“那……这一次,你的诱因是什么?”沈歆禾不自觉咬了下唇,“我想知道,究竟是什么地方刺激到你了,这样以后我才能规避。”
薛璟似是被沈歆禾问住了,表情不由得一怔。随着沈歆禾的问题,薛璟也开始在心内思考这个问题。
对啊,这一次的诱因,是什么呢?
上一次犯病都已经是两年前的事儿了,这么长时间以来他的病情一直都很稳定,甚至他越来越觉得自己跟正常人一样了。这一次突然毫无预兆地发病,究竟是因为什么?
又或者说……并不是“毫无预兆”?
不知为何薛璟忽然不受控制地想起了那天汤灏调侃他的话,似乎也是从那天开始,许多在心里隐隐绰绰看不清晰的东西开始变得明晰,似是马上就要冲破最后一层屏障。
薛璟看向沈歆禾,目光一闪不闪地注视着她的脸。
他看见她会开心,看不见会想念。他是那么地喜欢安静,可意外地却喜欢听她说话,一点都不觉得她聒噪。他觉得自己心如止水,并不是因为他性格多独立,而是因为他的病,导致他对什么都不感兴趣,也鲜少能有什么人什么事会牵动他的情绪。可这条定律在面对沈歆禾时好像就全部都失效了。

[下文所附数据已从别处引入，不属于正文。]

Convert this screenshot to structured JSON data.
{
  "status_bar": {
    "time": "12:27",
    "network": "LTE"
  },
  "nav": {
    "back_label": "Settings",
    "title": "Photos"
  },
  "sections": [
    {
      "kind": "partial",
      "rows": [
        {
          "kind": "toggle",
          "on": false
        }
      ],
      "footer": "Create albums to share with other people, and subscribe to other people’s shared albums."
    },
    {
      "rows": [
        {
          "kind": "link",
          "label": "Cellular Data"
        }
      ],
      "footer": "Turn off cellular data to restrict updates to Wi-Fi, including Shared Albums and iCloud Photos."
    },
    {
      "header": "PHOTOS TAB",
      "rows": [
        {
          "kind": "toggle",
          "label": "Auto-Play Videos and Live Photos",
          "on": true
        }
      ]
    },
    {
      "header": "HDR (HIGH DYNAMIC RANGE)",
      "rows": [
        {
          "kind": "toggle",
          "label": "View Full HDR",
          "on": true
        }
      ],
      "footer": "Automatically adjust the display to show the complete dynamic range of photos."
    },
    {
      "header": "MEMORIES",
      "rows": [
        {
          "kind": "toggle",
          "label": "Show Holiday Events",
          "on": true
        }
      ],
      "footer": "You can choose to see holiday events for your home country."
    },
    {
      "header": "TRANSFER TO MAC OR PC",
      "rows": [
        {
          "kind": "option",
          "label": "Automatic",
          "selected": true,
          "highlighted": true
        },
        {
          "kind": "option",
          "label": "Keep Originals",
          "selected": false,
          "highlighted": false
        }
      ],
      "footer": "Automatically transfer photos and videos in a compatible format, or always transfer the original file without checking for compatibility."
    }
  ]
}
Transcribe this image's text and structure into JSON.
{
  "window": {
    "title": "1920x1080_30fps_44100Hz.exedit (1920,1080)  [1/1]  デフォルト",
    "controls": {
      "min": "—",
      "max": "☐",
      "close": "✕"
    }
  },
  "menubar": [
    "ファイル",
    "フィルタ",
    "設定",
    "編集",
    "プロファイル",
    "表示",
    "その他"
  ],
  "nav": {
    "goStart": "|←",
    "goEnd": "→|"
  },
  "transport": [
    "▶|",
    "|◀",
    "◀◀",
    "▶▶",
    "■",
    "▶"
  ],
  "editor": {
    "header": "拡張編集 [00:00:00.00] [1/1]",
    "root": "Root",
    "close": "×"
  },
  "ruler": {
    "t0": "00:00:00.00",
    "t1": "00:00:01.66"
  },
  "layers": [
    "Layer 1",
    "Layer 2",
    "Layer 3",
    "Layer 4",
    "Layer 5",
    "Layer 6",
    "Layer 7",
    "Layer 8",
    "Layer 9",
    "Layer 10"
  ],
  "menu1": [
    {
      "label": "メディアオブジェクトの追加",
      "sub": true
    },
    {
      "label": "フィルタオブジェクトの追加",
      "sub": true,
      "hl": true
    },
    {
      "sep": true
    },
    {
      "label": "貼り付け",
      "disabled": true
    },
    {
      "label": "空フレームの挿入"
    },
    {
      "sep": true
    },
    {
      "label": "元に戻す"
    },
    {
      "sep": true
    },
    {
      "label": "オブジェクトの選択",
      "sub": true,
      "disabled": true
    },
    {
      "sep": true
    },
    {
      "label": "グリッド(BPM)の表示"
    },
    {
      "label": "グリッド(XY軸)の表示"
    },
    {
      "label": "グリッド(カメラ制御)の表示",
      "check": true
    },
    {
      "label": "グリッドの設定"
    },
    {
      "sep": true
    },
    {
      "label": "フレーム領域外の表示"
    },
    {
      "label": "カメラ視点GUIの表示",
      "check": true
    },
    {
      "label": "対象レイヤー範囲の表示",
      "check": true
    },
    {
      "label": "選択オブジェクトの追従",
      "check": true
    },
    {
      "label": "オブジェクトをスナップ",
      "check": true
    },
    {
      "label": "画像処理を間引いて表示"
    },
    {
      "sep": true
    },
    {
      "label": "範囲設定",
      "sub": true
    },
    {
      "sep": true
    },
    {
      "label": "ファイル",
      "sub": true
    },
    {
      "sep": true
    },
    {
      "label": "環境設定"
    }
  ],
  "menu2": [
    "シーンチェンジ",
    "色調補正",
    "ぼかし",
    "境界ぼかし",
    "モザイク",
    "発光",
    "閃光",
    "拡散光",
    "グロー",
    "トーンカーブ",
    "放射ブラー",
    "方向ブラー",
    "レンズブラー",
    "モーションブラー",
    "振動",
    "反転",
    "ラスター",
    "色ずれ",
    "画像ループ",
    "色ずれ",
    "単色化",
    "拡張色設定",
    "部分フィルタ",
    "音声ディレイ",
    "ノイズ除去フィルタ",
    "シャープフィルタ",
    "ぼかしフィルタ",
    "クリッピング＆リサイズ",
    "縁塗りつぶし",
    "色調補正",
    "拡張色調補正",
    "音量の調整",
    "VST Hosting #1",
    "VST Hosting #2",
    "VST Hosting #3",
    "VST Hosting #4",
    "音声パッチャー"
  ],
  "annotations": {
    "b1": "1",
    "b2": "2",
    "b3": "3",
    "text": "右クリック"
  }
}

她笑的时候他会开心,她难过的时候他也会觉得压抑。尤其当他们吵架的时候,哪怕他们之间仅仅只有过那一次的拌嘴,可现在想起来他还是会觉得异常难受。
就好像有一只大手紧紧抓着他的心脏使劲儿捏一样,痛得不能呼吸。
而她问促使他发病的诱因是什么……
诱因……
他开始回想那天的点点滴滴,究竟是从什么时候开始他的情绪全线崩溃了呢?
对了,是那个刘不凡出现的时候。
他很少会第一眼就讨厌一个人,但刘不凡绝对算是一个。而现在仔细梳理自己的心绪,他发现他讨厌他跟他这个人没关系,而跟沈歆禾有关系。他不喜欢沈歆禾跟他那样亲密,不喜欢沈歆禾对他笑,更不愿意看到他们亲密无间的样子。
他反感所有比他跟沈歆禾还要亲密的人,尤其是男人。
他记得自己情绪彻底失控是在看见刘不凡伸手摸沈歆禾的头的时候。尽管他不懂得男女情爱,也从没有过一丁点这方面的经验,但这并不代表他是个蠢货。
没吃过猪肉,总归见过猪跑。正常男性女性朋友之间是不应该有这个动作的。摸头,是一种带有暧昧意味的界限性动作,是一个人想要独占另一个人的信号。
那时他并不知道刘不凡的性取向不是女人,他只是看见了他的动作便大脑一片空白。
他只知道,这个人,要把沈歆禾从他身边抢走了。